The personal attacks on me currently in vogue may be highly effective in giving Israelis an excuse to ignore their own role in creating the current situation. But these attacks do little to move the peace process forward and, in fact, are not designed to. Many believe that Ariel Sharon, Israel's prime minister, given his opposition to every peace treaty Israel has ever signed, is fanning the flames of unrest in an effort to delay indefinitely a return to negotiations. Regrettably, he has done little to prove them wrong. Israeli government practices of settlement construction, home demolitions, political assassinations, closures and shameful silence in the face of Israeli settler violence and other daily humiliations are clearly not aimed at calming the situation.
The Palestinians have a vision of peace: it is a peace based on the complete end of the occupation and a return to Israel's 1967 borders, the sharing of all Jerusalem as one open city and as the capital of two states, Palestine and Israel.

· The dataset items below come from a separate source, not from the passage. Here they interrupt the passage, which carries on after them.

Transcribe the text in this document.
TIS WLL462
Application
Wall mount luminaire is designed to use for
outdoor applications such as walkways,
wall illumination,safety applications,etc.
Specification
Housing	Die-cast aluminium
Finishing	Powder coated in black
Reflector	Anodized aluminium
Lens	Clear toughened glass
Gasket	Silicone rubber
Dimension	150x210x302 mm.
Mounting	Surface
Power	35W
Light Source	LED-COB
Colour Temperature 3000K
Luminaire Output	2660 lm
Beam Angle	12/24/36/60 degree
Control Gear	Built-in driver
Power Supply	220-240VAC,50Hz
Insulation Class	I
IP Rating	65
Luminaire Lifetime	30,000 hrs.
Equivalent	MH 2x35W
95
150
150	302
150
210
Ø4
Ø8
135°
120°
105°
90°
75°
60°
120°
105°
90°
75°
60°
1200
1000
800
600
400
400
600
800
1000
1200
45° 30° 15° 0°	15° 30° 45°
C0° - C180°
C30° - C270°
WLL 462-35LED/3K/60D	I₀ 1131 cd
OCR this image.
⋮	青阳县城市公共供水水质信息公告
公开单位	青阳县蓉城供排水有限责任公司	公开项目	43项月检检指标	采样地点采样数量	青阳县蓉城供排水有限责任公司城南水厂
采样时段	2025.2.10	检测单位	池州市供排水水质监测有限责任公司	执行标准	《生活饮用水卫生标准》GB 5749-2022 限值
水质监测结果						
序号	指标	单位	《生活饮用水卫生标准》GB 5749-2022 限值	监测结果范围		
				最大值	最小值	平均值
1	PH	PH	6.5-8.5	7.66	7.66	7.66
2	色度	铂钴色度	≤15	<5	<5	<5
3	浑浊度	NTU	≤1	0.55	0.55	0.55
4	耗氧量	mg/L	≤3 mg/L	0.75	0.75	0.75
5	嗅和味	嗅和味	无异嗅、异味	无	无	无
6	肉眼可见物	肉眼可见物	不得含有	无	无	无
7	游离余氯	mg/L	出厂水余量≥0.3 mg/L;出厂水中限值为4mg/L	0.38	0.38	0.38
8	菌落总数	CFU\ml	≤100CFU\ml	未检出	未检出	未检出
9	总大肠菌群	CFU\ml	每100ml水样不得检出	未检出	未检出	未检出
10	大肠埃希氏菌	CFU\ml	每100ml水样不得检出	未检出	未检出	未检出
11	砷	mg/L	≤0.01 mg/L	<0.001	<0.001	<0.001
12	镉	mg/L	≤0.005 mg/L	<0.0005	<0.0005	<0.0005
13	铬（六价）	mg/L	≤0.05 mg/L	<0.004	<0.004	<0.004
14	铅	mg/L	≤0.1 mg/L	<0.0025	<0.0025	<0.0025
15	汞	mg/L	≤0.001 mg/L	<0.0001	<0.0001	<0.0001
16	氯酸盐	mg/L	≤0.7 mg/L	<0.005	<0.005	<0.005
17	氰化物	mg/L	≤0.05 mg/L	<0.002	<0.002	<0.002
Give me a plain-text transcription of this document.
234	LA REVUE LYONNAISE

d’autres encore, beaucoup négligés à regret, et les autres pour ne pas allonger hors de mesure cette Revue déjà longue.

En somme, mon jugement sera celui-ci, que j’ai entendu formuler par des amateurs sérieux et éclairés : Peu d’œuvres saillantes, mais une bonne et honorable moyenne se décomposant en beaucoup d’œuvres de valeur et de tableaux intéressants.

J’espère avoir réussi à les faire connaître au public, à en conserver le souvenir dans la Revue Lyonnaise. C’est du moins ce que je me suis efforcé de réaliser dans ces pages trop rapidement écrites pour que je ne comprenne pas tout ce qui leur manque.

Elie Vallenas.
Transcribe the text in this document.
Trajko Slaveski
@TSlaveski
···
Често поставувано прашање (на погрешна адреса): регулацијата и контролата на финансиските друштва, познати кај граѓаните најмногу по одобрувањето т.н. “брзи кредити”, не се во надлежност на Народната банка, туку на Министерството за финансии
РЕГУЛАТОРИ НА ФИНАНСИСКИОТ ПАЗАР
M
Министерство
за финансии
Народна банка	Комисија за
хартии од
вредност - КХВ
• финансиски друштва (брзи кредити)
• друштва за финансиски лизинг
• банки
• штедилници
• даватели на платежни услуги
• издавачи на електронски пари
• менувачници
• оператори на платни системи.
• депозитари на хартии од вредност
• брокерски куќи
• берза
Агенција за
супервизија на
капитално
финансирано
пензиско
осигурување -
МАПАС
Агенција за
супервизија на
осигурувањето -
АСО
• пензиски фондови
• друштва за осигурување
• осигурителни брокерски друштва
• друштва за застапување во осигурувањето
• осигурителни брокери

It is a warm peace between two equals enjoying mutually beneficial economic and social cooperation. Despite the brutal repression of Palestinians over the last four decades, I believe when Israel sees Palestinians as equals, and not as a subjugated people upon whom it can impose its will, such a vision can come true. Indeed it must.
Palestinians are ready to end the conflict. We are ready to sit down now with any Israeli leader, regardless of his history, to negotiate freedom for the Palestinians, a complete end of the occupation, security for Israel and creative solutions to the plight of the refugees while respecting Israel's demographic concerns. But we will only sit down as equals, not as supplicants; as partners, not as subjects; as seekers of a just and peaceful solution, not as a defeated nation grateful for whatever scraps are thrown our way. For despite Israel's overwhelming military advantage, we possess something even greater: the power of justice.